Customer: Yes, please. Could I have a pint of Guinness, please?
Waiter: Of course. Thank you, sir. Would you like anything else?
Customer: Yes, please. I’d like a steak and kidney pie, please.
Waiter: Thank you.
Customer: Oh, and one more thing, please. Could you tell me where the restroom is, please?
Waiter: It’s down the stairs and to the left.
Customer: Thank you.
Las conversaciones salpicadas así con tanto please y thank you parecen poco realistas a un hispanohablante.
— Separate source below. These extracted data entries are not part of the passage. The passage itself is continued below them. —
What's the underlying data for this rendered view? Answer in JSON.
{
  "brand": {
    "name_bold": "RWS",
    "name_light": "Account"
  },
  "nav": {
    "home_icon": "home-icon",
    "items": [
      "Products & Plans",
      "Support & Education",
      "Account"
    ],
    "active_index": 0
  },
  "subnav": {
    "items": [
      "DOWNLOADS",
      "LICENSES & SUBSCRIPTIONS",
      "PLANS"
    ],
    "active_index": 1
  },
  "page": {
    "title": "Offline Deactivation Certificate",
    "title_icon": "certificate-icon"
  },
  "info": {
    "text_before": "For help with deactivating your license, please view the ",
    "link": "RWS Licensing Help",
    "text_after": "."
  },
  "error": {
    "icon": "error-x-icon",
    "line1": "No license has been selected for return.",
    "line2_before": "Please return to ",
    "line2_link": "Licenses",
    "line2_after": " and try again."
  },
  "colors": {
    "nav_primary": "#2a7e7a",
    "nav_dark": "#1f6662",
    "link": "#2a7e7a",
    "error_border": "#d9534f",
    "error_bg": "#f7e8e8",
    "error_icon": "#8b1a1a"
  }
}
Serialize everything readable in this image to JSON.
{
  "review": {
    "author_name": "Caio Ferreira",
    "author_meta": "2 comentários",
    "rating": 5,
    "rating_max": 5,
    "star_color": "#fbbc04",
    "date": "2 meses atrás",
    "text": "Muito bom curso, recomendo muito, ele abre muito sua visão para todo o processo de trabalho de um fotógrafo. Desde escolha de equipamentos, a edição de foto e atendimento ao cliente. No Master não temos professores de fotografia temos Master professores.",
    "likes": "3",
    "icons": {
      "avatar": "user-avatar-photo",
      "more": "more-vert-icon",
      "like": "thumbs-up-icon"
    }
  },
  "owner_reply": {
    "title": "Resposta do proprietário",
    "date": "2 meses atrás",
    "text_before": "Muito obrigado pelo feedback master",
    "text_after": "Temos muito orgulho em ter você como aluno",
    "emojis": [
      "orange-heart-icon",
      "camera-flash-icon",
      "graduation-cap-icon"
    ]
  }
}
Pero te aseguro que conversaciones así se oyen miles o millones de veces por día en los países de habla inglesa. (Por cierto, restroom es un eufemismo que se utiliza en EEUU para evitar otras palabras como toilet, que son un poco demasiado fuertes para nuestro gusto.)
La mayor parte de esa cortesía es absurda e hipócrita pero a la vez imprescindible para las relaciones sociales. Sencillamente, si todo el mundo termina cualquier pregunta con “please,” el que deja de hacerlo queda mal. Puede parecernos extraño a los que vivimos en Madrid y estamos acostumbrados a un trato algo más seco, pero así son las cosas.
Cuando era niño, en mi casa en el desierto de Arizona, mis padres insistían en estas cortesías. Se decía siempre “Could you please pass the salt?” y cosas parecidas a la hora de cenar. Y si alguna vez a mi hermana o a mi se nos olvidó decir “Thank you,” mi padre diría que si cenáramos a casa de un amigo con tan poca cortesía, iban a pensar que nos habían criado en un establo. (“What, were you raised in a barn?” es una frase hecha usada por padres americanos para estas situactiones.)
Otra cosa para tomar en cuenta como hispanohablante es la entonación de las frases. El inglés se habla con mucha melodía—el tono sube y baja mucho en una frase. El español medio no usa tanta melodía, sino que habla con un tono plano que traducido al inglés suena o aburrido o algo enfadado.
Podemos estar de acuerdo o no con la necesidad de esta cortesía excesiva, pero como dicen los sabios, “Vayas adonde fueres, haz lo que vieres.”